Below are tips and suggestions we’ve borrowed from material put out by the ARC:

  • Do not talk to the police! The only information you are legally required to give them is your name. The police are allowed to lie. If you lie to a cop or a federal agent, it can be a felony, even if you just misspoke. Be safe: do not talk to them.
  • Even if you are not a citizen, everyone in the U.S. has two rights under the 5th Amendment: the right to refuse to talk to any government agent, and the right to a lawyer.
  • When under arrest expect intimidation and harassment by the police. They will lie to you to scare you, to extract information that they can later use to prosecute you and your comrades. The only things you need to say are your name and “I am going to remain silent. I want to talk to a lawyer”
  • They may ask you questions such as: Why were you at today’s demonstration? Who were you with? What were you doing? They may tell you that you are legally required to answer these questions, or that they will retaliate against you if you don’t. Do not answer any questions! Even seemingly harmless facts can be dangerous in the hands of the police.
  • Be mindful that anything said in the arrest vehicle, in the cells or on the phones can be used against you in court.
  • Don’t talk to internal affairs and don’t talk to police review boards. Both can and do share information with the police and district attorney which could be used against you or others.
  • ARC manages a bail fund for folks who do not have the resources to bond themselves out. Check out their bail policy for more info:
  • Be prepared for arrest, even if you don’t plan on getting arrested!
  • If you are on medication, remember to have your prescription and a bottle of the medication on you. Getting medication in to someone in custody is often a very long drawn out process, and this will help get the medication you need faster and easier.
  • If you have children, make sure you have childcare worked out, not just for the day you will be on the streets, but for several days in case of arrest. Note that if you are arrested on a Thursday or
  • Friday your court date will most likely not be until the beginning of the next week.
  • If you have pets, make sure you have a pet sitter.
    Be aware that if you don’t have an ID with you they will often hold you for longer
  • Expect that there will be court a few days after the demonstration if there has been arrests!
  • Check out the ARC court calendar on and the Antirepression Crew Facebook to find out the dates and locations of court
  • Arrange to do Jail Support, which is greeting and getting people home when they get out of jail!
  • Do you have a car to pick people up from jail?
  • ARC will make announcements about when people are being released from custody on the Jail and Court Support Updates section of the website, and also on the Antirepression Crew Facebook page

Court Support:

Information about court dates, times, and departments are often changing. The ARC tries their best to keep people updated on the most recent information.
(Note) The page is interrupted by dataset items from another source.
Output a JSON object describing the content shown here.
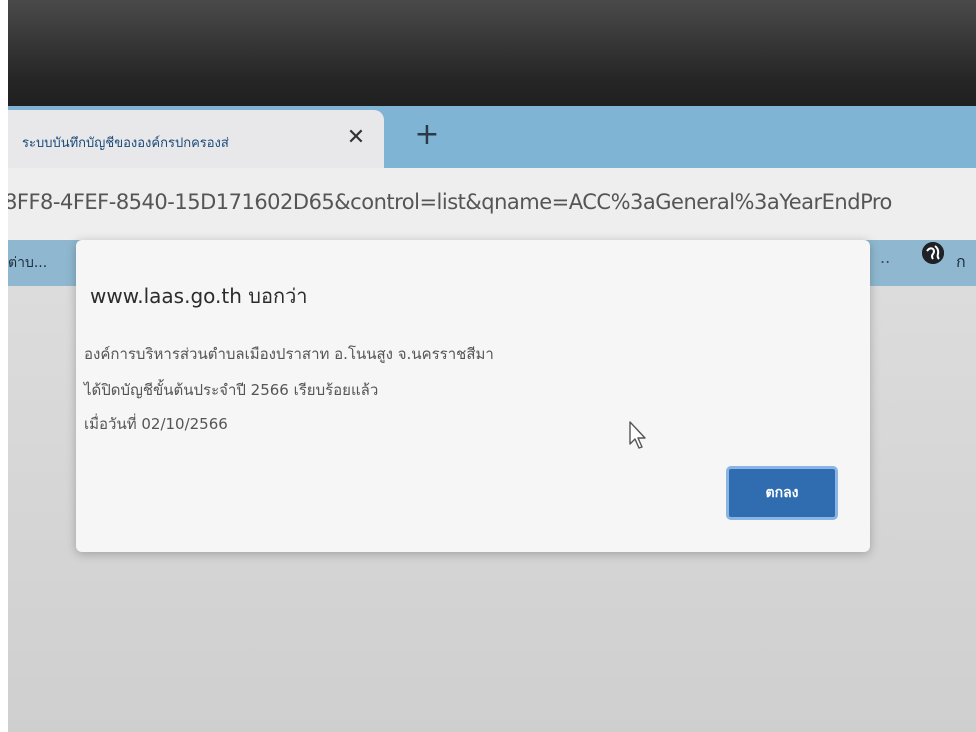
{
  "browser": {
    "tab": {
      "title": "ระบบบันทึกบัญชีขององค์กรปกครองส่",
      "close_glyph": "✕"
    },
    "new_tab_glyph": "+",
    "address_bar": {
      "url_visible": "8FF8-4FEF-8540-15D171602D65&control=list&qname=ACC%3aGeneral%3aYearEndPro"
    },
    "bookmarks": {
      "left_item": "ต่าบ...",
      "ellipsis": "..",
      "right_item": "ก"
    }
  },
  "dialog": {
    "origin": "www.laas.go.th บอกว่า",
    "message_lines": [
      "องค์การบริหารส่วนตำบลเมืองปราสาท อ.โนนสูง จ.นครราชสีมา",
      "ได้ปิดบัญชีขั้นต้นประจำปี 2566 เรียบร้อยแล้ว",
      "เมื่อวันที่ 02/10/2566"
    ],
    "ok_label": "ตกลง"
  },
  "icons": {
    "globe": "globe-icon",
    "cursor": "mouse-pointer-icon"
  },
  "colors": {
    "tabstrip": "#7fb4d4",
    "ok_button": "#2f6db0",
    "bezel": "#262626"
  }
}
Before you go to court, check the ARC Facebook or website the night before and morning of.

Jail Support:

The processing time of people being released from jail is usually between 5 and 9 hours (although sometimes can be longer). This means that the ARC cannot tell you when exactly to go pick people up from jail. Expect that you might be waiting there for a long time! The ARC will get a general estimate from the court and/or the bondsman, and that’s the best estimate they can give. The ARC recommends you coordinate with a group so that you have company and so people being released are greeted by friendly faces. Also, people tend to want cigarettes, food, water and coffee when getting out of jail, so bring whatever you got!